Tension thickened the air as the Primal held the Arae’s stare. “No. She has not.”
Nothing could be gained from Nyktos’s expression. Unease took root. “What are you two even talking about?”
A muscle throbbed in Nyktos’s temple. “I cannot love,” he bit out between clenched teeth, speaking to Holland. “I made sure that would never be a weakness someone could exploit.”
Something told me that this was more than just him making such a claim. “And how can you ensure that?”
“Maia,” he said, speaking of the Primal of Love, Beauty, and Fertility. “I had her remove my kardia.”
Penellaphe gasped, her eyes widening with shock. “Good Fates,” she whispered. “I have known none who’ve done that.”
I was obviously missing something and also getting tired of asking questions. “What is a kardia?”
“It’s the piece of the soul—the spark—that all living creatures are born and die with. It allows them to love another not of their blood irrevocably, selflessly.” Penellaphe swallowed. “It must have been terribly painful to have that torn from you. To truly be unable to love.”
Chapter 2
“It was barely an inconvenience,” Nyktos muttered, clearly not pleased with the topic, and I…
I was stunned.
I’d believed that Nyktos could never allow himself to love. Not when he saw it as a weakness and also as a weapon to be wielded against him—just as I had sought to use it. But I hadn’t known that he was truly incapable of feeling love.

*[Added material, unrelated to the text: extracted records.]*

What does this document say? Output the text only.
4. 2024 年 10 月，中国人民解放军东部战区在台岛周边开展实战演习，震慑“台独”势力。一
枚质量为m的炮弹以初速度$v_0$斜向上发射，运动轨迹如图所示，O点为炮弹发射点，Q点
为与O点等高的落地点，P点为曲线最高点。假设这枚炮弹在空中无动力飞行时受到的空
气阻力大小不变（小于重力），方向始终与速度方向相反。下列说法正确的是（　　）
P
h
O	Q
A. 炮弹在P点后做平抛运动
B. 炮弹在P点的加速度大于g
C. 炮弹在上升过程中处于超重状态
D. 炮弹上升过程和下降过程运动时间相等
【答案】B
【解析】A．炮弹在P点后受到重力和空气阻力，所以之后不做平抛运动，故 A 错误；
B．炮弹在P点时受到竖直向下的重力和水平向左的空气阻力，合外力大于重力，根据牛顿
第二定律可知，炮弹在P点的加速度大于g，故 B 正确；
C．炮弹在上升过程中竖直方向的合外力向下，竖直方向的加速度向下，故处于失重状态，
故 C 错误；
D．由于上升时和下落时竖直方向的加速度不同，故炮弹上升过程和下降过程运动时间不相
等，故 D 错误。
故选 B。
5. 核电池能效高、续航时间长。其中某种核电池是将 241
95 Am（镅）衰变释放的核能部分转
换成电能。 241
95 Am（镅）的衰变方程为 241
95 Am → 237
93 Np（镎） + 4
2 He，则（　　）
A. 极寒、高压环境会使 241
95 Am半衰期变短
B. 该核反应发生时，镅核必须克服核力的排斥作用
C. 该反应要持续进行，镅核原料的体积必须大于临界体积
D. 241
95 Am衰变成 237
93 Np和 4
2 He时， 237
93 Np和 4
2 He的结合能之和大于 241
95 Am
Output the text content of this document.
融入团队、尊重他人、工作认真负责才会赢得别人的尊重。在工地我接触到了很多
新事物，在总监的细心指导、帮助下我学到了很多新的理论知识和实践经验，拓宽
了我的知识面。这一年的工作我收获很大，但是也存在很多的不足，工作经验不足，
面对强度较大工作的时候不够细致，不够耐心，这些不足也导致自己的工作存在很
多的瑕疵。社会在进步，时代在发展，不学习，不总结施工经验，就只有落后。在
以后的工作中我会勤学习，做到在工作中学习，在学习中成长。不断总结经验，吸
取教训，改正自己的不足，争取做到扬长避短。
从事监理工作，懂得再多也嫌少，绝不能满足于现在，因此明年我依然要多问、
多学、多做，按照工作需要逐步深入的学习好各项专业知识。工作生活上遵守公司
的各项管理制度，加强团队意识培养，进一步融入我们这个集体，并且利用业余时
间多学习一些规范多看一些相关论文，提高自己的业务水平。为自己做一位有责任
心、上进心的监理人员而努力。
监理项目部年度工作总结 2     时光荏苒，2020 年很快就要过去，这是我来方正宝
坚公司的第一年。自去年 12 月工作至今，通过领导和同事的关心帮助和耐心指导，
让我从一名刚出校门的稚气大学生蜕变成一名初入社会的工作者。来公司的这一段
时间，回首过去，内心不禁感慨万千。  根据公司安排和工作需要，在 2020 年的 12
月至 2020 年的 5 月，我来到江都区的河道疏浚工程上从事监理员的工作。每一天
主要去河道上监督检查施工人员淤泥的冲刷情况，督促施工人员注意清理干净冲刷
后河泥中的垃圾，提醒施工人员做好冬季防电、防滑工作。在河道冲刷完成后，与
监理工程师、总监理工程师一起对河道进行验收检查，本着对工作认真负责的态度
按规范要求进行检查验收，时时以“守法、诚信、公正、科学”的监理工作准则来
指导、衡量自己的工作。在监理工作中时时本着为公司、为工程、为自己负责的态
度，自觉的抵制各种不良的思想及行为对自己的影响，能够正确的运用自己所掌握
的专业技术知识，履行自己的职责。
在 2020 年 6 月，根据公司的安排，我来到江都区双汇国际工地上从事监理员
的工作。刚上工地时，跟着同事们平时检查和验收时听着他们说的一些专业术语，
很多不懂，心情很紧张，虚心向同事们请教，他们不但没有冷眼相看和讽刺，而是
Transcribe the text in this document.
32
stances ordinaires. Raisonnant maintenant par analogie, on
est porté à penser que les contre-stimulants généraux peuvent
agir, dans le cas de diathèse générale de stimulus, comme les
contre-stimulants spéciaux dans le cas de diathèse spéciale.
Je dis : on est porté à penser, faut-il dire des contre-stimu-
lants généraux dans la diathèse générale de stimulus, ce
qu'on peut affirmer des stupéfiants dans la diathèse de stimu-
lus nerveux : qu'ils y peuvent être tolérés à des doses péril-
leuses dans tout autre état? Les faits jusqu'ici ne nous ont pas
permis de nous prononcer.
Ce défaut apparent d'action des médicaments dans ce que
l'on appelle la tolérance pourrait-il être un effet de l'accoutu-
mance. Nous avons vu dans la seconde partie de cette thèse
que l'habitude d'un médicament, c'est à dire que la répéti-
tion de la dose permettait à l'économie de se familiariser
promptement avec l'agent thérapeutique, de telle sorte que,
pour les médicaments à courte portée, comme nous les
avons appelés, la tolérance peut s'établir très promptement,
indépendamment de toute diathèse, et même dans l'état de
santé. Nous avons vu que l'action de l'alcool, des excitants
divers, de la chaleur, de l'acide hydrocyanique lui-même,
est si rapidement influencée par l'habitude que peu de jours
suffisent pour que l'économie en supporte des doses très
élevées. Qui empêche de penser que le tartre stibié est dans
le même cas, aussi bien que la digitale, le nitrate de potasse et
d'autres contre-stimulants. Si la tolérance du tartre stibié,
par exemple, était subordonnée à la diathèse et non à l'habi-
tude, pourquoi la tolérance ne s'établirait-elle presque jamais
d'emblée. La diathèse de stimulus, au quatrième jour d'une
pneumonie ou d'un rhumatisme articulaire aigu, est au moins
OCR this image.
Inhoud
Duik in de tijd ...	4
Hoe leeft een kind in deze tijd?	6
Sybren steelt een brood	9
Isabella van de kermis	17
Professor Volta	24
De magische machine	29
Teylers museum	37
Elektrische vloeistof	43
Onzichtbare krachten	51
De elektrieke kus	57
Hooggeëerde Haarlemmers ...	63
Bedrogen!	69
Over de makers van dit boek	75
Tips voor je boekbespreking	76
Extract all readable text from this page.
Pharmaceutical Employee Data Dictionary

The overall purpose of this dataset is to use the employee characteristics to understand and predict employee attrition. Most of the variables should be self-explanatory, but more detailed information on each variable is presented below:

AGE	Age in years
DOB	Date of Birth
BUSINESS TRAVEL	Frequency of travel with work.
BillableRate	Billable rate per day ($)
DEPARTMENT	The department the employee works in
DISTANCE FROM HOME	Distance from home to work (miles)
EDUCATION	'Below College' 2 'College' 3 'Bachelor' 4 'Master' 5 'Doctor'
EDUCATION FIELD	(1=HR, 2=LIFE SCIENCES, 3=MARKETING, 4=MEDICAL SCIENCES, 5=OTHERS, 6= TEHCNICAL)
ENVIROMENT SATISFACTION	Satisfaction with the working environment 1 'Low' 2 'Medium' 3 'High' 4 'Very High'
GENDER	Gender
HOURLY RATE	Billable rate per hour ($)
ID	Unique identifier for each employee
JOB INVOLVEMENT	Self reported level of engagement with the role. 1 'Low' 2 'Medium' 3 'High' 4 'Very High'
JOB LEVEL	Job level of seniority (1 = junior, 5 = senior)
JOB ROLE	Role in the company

I was shocked that he would do that to himself, even though I understood why he would, after everything he’d been through. But I didn’t understand because he was…
“You care about others,” I said, shaking my head in confusion. “I know you do. How—?”
“Caring and loving are two vastly different things,” Nyktos said. “I am not incapable of caring for or about another. The kardia is simply unable to sway me. Something one would think all Primals would ensure.”
“Yeah. Namely, Kolis,” I murmured, running my palm over my chest where the embers remained still. But my heart ached for Nyktos. I glanced at Holland, who had fallen silent, and irritation darted through me. “You couldn’t give me a single hint that there was truly no point to any of what you trained me to do?”